Dos 29 parlamentares presentes na sessão plenária ontem, 19 votaram a favor da aceitação da proposta governamental. A base governista, maioria na Câmara, rejeitou o relatório do deputado Rubem Martins (PSB), que pedia a supressão da majoração da gasolina e da utilização de empréstimos para incremento do fundo previdenciário, pontos importantes do projeto original.
O projeto de lei passou com uma única alteração: a retirada do reajuste da tarifa de energia. Após a derrota a oposição, ainda em Plenário, prometeu recorrer na justiça contra a decisão.

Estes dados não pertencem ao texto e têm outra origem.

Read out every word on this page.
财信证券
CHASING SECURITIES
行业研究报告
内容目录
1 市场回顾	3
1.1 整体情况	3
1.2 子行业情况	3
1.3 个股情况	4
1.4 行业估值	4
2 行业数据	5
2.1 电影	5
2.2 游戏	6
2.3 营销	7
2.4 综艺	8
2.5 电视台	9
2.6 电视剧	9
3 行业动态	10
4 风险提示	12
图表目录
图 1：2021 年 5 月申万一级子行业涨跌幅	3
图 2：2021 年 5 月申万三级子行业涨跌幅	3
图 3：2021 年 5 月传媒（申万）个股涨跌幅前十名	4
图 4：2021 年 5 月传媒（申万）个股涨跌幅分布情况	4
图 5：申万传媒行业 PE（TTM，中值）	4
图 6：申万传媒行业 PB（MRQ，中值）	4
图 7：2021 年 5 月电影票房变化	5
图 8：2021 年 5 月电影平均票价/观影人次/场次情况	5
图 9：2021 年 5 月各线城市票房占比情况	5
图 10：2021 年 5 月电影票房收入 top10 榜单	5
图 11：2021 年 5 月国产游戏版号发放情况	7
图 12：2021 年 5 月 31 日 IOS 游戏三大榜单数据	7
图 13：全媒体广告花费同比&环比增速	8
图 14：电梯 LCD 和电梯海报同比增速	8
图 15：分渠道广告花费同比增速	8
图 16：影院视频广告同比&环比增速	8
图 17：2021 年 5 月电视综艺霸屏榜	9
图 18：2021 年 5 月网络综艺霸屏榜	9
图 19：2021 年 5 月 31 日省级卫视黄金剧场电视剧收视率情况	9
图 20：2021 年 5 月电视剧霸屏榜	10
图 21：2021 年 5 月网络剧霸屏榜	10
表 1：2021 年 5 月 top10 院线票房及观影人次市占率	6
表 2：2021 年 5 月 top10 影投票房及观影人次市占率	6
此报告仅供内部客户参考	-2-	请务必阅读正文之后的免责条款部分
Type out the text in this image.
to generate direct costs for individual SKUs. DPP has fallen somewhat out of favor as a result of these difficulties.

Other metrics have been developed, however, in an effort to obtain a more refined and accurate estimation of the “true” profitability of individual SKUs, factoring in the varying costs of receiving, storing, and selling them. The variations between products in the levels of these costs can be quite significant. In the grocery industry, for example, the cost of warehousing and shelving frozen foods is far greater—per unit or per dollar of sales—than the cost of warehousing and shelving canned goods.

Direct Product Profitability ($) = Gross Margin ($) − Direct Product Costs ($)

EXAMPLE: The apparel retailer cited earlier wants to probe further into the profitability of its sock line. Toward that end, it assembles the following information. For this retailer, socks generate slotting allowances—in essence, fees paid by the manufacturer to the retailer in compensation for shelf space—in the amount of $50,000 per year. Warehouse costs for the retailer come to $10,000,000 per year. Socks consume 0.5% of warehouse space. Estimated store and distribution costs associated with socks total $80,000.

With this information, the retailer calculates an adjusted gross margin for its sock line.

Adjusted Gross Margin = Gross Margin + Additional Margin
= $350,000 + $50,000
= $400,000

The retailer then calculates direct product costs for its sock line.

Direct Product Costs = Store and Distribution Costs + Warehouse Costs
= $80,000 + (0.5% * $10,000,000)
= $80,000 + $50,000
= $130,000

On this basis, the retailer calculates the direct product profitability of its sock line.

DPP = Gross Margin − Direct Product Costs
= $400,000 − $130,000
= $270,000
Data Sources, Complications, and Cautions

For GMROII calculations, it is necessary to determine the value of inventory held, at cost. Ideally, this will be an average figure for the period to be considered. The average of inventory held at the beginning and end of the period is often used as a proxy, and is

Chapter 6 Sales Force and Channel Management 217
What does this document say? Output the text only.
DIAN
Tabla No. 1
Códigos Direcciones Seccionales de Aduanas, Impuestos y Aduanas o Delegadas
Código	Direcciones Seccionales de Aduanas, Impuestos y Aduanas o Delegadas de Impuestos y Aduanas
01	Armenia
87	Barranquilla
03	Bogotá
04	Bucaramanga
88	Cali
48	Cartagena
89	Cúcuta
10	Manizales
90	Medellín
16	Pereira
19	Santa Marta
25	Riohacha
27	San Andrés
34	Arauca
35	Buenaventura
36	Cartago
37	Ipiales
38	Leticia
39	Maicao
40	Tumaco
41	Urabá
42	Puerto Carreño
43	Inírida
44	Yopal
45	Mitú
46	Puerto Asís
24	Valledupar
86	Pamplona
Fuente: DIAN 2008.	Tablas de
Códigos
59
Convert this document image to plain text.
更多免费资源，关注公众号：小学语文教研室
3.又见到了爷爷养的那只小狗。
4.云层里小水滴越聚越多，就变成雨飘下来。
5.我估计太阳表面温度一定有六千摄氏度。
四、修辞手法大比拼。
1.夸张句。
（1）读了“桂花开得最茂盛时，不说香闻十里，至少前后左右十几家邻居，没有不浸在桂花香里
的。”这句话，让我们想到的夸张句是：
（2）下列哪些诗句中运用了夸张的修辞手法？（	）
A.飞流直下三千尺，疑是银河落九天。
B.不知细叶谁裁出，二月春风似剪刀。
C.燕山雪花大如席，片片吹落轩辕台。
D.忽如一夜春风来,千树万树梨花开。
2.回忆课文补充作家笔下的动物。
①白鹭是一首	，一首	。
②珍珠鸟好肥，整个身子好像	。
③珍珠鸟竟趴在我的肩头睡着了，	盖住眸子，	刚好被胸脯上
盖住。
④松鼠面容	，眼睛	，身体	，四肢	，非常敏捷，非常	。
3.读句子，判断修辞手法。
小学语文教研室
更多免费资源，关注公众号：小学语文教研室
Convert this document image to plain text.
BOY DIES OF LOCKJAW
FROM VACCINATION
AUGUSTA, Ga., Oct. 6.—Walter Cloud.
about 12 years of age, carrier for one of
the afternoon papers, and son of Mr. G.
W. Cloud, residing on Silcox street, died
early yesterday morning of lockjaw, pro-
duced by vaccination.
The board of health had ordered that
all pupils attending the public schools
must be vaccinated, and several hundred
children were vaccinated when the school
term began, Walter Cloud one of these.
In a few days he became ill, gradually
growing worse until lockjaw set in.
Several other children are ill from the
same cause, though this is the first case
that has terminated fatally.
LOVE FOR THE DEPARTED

Nesta quinta-feira (02) à tarde, durante entrevista concedida a uma emissora de TV local, o deputado Luciano Nunes voltou a afirmar que o processo de judicialização contra o projeto será formalizado.
“Advogados ligados a várias entidades, como a Federação das Indústrias do Estado do Piauí, já estão estudando a medida judicial mais adequada para questionar esse projeto de lei que é recheado de inconstitucionalidade.”, disse o deputado.
De acordo com Luciano o projeto é inconstitucional, por exemplo, porque fere a Lei de Responsabilidade Fiscal. A Lei não permite que recursos oriundos de operação de crédito sejam utilizados para aporte a fundo de Previdência, como prevê um dos pontos da proposta do governo do Estado.